Eine Frage, die man sich auch stellt wäre, wie merke ich das ich schwul bin? Als Erstes muss dazu gesagt werden, dass die Wenigsten sich am Anfang denken: Oh Männer, da werde ich ganz heiß. Viel mehr ist bei den meisten Personen das Verlieben am Anfang. Die Person bemerkt ihre Gefühle zu einer anderen Person und findet sich dadurch selber.

Aber wie merke ich, dass ich in eine Person des gleichen Geschlechts verliebt bin?  Nun, natürlich sind das die Gleichen, wie sie im Internet stehen. Ich persönlich denke, dass die größten  Anzeichen folgende sind: Ich beginne der Person bestimmte Verhalten nach zu ahmen, wenn man gestritten hat, fühlt man sich verbunden und wünscht sich bereits das Ende vom Streit, die andere Person ist immer für einen da und kann einen immer zum Lachen bringen, man respektiert die Werte des anderen und vor allem das Wichtigste, alle Informationen, die die Person erzählt hat, weiß man und vergisst sie nicht. Aber auch wenn man der Person immer kleine Geschenke  oder -eher machbar – kleine Aufmerksamkeiten schenkt, am Ende muss die Person auf ihr Herz hören.

Sobald man festgestellt hat, man hat sich eine Person des gleichen Geschlechts verliebt und daraus, dass man schwul ist, hat man mehrere Möglichkeiten. Man kann einerseits den “Good Boy” spielen und alle wichtigen Personen anlügen um der oder die “Gute” zu sein, aber diese Methode finde ich absolut falsch.  Eher sollte man offen damit umgehen, Personen einweihen denen man vertraut  – Freunde, die einen deswegen abstoßen, waren keine guten Freunde.  Ich persönlich habe meinen besten Freundeskreis eingeweiht und habe generell gute Erfahrungen gemacht (Klar, der Person, die man liebt zu sagen, dass man sie liebt, ist ein weit aus schwieriger Prozess, den ich persönlich auch noch nicht gemacht habe).

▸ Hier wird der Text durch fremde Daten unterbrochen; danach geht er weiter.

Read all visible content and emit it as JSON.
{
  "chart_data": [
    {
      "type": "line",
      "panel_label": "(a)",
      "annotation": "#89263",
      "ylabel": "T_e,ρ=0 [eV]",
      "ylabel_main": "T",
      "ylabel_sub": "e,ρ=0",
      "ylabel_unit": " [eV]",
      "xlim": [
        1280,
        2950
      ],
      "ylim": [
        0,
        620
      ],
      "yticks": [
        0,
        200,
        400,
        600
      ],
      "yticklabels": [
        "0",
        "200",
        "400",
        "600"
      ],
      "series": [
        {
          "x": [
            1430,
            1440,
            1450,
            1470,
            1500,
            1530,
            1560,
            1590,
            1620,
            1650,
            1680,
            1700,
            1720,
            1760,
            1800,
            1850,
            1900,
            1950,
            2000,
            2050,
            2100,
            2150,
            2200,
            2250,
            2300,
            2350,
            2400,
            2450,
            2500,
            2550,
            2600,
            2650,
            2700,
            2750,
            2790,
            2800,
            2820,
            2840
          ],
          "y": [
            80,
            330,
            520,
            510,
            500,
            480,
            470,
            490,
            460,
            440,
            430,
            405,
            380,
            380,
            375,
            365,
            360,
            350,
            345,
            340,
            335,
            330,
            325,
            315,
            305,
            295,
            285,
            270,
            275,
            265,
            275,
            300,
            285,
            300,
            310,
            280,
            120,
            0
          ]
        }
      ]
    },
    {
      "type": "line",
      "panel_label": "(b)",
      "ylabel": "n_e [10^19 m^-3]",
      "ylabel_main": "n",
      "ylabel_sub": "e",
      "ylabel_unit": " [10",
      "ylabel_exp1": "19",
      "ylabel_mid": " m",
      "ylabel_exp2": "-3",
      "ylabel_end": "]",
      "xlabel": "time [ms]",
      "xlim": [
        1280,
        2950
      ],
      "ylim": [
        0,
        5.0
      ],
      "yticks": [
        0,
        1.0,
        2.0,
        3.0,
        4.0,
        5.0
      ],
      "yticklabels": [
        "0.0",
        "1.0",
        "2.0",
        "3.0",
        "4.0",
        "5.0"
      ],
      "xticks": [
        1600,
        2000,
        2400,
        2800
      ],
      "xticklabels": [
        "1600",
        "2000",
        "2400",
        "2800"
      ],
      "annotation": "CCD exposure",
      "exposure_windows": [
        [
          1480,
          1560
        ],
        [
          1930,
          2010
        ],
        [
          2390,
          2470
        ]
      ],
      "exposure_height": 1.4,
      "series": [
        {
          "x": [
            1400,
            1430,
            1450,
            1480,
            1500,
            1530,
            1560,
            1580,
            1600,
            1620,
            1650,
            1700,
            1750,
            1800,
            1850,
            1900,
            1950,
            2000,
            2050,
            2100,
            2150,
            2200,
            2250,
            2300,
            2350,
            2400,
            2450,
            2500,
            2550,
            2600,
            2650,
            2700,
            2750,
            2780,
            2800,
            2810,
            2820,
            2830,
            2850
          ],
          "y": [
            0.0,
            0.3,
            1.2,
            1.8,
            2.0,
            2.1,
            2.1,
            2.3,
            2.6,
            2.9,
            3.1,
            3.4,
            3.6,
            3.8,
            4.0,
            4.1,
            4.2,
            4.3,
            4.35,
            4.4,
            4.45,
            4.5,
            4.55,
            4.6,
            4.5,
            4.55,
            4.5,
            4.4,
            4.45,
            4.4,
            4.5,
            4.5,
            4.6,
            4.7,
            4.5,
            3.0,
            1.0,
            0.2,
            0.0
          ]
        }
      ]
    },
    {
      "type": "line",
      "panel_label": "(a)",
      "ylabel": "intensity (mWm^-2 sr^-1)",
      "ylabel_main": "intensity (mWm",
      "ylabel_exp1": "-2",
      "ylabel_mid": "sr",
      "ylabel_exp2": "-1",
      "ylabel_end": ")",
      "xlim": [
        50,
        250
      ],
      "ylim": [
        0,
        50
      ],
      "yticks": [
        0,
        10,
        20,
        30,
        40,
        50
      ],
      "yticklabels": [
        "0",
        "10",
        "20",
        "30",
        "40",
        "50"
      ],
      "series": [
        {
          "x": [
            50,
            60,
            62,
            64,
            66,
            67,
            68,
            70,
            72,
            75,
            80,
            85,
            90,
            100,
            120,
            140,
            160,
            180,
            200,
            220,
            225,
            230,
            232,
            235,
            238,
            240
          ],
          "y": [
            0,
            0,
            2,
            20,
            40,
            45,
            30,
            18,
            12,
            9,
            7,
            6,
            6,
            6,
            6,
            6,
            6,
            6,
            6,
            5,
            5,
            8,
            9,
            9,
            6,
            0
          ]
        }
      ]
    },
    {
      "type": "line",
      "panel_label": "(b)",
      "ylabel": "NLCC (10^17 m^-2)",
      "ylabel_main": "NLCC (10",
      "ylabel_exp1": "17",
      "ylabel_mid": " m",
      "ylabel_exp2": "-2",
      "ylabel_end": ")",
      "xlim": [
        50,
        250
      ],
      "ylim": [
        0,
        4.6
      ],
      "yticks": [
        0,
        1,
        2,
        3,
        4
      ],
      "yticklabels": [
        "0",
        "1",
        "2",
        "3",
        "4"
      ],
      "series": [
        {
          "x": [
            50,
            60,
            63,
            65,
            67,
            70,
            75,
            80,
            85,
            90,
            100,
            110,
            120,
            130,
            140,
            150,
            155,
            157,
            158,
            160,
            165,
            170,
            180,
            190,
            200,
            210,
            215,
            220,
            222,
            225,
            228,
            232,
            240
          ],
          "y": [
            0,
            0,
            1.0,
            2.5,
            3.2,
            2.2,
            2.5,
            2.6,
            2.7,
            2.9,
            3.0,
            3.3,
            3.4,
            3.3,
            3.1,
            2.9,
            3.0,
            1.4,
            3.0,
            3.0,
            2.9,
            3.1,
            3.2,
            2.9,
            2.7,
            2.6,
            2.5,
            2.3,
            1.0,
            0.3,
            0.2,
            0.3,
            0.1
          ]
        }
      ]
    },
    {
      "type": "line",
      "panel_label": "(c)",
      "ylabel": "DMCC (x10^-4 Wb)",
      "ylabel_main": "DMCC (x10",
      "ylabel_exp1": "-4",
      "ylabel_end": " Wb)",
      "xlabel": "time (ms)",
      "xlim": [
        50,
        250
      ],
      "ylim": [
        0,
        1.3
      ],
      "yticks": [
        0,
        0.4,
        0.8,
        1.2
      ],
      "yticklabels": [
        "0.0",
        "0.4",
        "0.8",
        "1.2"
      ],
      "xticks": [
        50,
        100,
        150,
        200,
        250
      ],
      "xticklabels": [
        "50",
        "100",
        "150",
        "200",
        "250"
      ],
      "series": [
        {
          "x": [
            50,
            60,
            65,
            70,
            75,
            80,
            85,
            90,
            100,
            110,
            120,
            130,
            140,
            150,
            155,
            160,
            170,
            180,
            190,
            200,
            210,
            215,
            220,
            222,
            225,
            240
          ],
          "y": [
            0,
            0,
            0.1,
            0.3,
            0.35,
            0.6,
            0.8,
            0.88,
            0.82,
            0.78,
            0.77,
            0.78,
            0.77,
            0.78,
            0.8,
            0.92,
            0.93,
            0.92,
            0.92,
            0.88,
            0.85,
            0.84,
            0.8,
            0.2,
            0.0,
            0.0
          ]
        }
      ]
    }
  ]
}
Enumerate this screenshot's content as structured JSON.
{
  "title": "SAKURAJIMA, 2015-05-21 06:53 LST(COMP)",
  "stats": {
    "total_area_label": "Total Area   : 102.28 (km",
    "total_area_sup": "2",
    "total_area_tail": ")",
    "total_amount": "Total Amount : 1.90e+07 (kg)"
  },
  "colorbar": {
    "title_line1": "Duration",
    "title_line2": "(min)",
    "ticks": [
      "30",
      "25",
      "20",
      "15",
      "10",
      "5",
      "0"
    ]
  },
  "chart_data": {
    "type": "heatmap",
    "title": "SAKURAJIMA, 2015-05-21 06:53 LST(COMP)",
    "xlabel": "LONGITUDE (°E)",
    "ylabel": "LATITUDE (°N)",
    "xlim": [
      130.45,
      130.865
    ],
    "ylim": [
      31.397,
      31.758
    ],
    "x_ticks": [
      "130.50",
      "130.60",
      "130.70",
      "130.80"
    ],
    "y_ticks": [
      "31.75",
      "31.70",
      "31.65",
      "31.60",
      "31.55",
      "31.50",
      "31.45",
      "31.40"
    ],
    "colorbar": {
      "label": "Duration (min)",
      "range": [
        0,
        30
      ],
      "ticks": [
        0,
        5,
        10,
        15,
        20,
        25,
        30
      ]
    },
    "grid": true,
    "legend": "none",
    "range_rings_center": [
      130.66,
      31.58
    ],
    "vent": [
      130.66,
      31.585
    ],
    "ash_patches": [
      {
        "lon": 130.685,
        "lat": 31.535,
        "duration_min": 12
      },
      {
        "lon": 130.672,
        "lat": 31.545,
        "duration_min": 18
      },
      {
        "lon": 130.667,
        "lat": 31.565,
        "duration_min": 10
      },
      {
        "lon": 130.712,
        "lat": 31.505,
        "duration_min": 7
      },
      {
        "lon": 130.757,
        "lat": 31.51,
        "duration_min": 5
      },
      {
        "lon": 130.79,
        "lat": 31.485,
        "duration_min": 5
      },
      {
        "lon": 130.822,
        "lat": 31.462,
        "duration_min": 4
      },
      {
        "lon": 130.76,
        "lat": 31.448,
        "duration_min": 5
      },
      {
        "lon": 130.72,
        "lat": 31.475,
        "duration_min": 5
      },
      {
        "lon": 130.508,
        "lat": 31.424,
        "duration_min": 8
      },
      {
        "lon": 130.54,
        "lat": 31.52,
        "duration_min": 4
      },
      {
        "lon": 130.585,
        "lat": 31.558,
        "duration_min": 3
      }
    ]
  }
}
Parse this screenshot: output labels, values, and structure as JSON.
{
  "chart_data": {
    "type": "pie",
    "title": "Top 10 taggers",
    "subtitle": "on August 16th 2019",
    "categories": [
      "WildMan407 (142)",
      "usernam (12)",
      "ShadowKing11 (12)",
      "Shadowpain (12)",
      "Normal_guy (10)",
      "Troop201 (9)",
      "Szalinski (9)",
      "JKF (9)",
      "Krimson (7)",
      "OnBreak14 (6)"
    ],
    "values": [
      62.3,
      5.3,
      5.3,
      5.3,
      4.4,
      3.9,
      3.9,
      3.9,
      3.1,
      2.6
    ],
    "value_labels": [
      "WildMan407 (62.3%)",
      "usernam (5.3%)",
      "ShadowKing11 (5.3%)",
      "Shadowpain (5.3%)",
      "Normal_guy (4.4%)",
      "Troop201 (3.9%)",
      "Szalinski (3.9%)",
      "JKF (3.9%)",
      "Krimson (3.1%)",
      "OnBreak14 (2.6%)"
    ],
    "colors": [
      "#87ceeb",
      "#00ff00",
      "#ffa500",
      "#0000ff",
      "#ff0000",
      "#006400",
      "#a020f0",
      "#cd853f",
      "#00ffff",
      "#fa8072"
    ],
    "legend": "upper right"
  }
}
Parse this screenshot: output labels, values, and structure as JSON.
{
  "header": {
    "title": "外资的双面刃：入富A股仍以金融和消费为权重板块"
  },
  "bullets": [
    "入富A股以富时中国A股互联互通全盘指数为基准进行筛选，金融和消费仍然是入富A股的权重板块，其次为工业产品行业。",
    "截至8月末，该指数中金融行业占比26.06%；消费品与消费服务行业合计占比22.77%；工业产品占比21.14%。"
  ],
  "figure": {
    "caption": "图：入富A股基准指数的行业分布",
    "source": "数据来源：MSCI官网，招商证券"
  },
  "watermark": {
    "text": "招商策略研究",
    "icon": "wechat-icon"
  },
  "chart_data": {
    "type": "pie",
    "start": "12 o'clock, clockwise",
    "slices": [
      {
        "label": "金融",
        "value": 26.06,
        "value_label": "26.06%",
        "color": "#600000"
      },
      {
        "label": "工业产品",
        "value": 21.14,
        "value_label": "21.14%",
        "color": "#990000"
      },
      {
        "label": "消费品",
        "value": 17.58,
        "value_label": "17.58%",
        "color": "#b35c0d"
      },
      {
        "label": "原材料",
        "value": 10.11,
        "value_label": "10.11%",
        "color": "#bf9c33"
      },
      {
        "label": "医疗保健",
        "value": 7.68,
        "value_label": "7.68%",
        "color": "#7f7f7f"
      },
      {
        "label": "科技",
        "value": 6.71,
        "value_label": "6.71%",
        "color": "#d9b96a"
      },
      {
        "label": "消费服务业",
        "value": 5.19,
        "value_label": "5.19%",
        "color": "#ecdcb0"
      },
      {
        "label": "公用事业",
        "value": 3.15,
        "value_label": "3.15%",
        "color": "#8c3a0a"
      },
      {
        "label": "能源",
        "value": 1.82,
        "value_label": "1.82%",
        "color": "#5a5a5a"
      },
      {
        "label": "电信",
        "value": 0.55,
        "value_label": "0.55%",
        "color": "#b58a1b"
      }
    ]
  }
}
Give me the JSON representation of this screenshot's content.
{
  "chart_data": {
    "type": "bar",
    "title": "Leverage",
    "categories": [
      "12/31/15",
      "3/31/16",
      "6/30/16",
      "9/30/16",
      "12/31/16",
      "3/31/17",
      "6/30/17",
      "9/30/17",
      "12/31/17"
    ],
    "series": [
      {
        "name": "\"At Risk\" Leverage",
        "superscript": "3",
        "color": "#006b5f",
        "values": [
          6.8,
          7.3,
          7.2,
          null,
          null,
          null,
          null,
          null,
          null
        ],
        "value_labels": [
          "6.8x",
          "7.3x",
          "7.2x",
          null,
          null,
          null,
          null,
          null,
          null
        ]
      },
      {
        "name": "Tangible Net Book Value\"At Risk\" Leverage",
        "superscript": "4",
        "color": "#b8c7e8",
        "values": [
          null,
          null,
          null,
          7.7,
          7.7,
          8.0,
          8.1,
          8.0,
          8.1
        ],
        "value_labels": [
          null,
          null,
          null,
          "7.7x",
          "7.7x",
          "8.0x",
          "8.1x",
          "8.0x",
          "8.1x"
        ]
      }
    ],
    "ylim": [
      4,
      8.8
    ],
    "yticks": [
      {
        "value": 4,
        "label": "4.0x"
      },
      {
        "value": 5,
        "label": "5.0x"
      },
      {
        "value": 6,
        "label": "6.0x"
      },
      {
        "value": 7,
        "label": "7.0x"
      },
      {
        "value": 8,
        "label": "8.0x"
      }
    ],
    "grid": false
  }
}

Was eine Person macht, ist ihr überlassen, aber einen Ratschlag möchte ich geben. Anders sexuell orientiert zu sein ist keine Strafe, aber auch nicht besonders. Verhaltet  euch normal, klärt über euch auf. Und wenn jemand Witze und Humor anwendet, dann seit nicht sofort beleidigt, nehmt es mit Humor 😉 (Außer sie sind wirklich nur verbal angreifend). Normal zu sein, bedeutet auch so behandelt zu werden.